Level Up KL 2016: More to gamification than just games
By Chong Jinn Xiung November 9, 2016
- Leverage on gamification to benefit non-game scenarios by learning from game development.
- Game designers and developers understand what motivates and keeps people engaged
GAMIFICATION may sound like a fancy videogame term but in actual fact, it is the art of taking elements found in games and applying them to the boring things that we hate to do in the real world.
Speaking during the recent Level Up KL 2016 conference, gamification expert Yu-kai Chou (pic, above) explained that the power of game design is more useful that people think it is.
“If you can design a game well you can essentially make life into a game,” Chou said. The ideal concept is that we would be able to make everything that we do fun while improving ourselves.
Game designers and developers, according to Chou, are experts in understanding what motivates and keeps people engaged.
Games are normally meant to just please the individuals playing them. But there is a lot more to these gamification concepts than serving as excuses to keep a player entertained. They can be used to making boring matters like compliance training, difficult school subjects or exercise more fun and exciting.
Chou said that all successful games appeal to what he calls Core Drives that motivate people towards certain activities. By studying different motivations and behaviours he identified eight Core Drives that he grouped under a gamification framework called Octalysis.
These drives include elements like accomplishment, meaning, empowerment, ownership, scarcity and many others.
He said that there are many examples of situations where Core Drives can be applied to gain greater user engagement.
The Core Drive of Ownership was capitalised upon by a little known mobile game called Geomon, a precursor to Pokemon Go, that enabled users to collect creatures by using geolocation data from smartphones to determine the kind of creatures players would collect.
Much like Pokemon Go, people grew attached to their virtual creatures through a sense of ownership.
Sadly, the developer of the game, Loki Studio, was forced to shut the game down after it was acquired by Yahoo! in 2013. Still, people persisted and fought to keep the game online though that too ultimately failed.

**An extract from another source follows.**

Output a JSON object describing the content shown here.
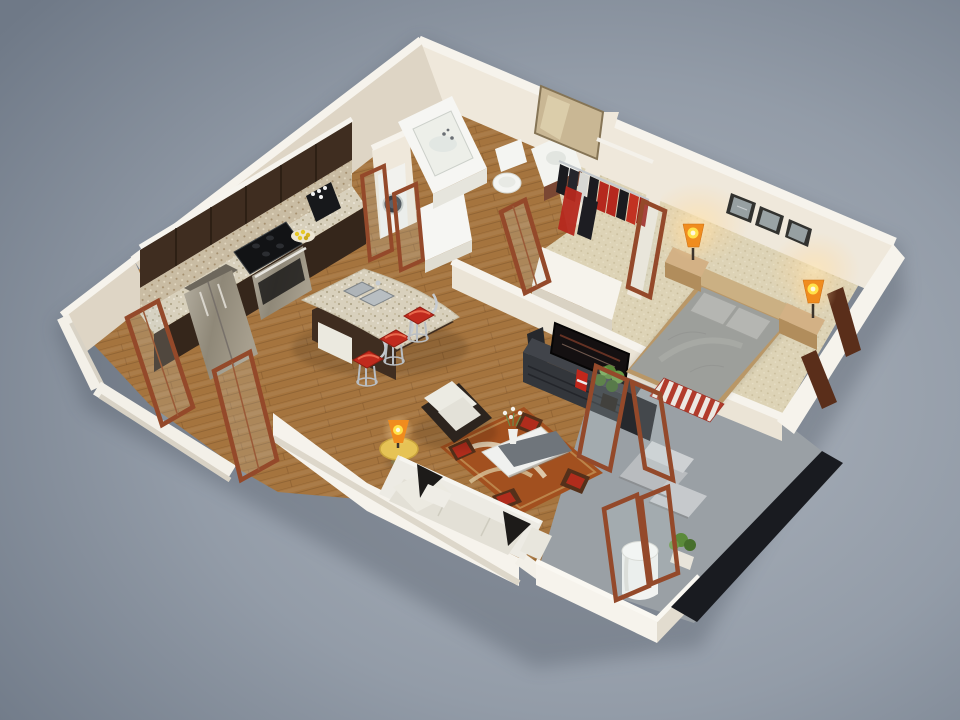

Traditionally Social Influence plays a big part in games particularly in massive multiplayer online role-playing games (MMORPG) like World of Warcraft where players gather into massive groups to “raid” dungeons.
But the concept also applies through crowdfunding on sites such as, Kickstarter and Indiegogo where people are motivated to pool their resources to take a project or product live.
But there is also a darker side to these Core Drives that comes from drives like Unpredictability, which are often used in gambling games. Unpredictability randomises rewards and incentivises users to try multiple times to gain something.
The other is Avoidance, which can be seen in Zynga games like Farmville that posts pictures of a player’s farm on their Facebook feed should they not tend to their farm for a certain period of time.
Ultimately, though, Chou hopes that the framework will help in the understanding of what motivates and engages people so it can be used to affect positive change and help people achieve their goals through meaningful achievements.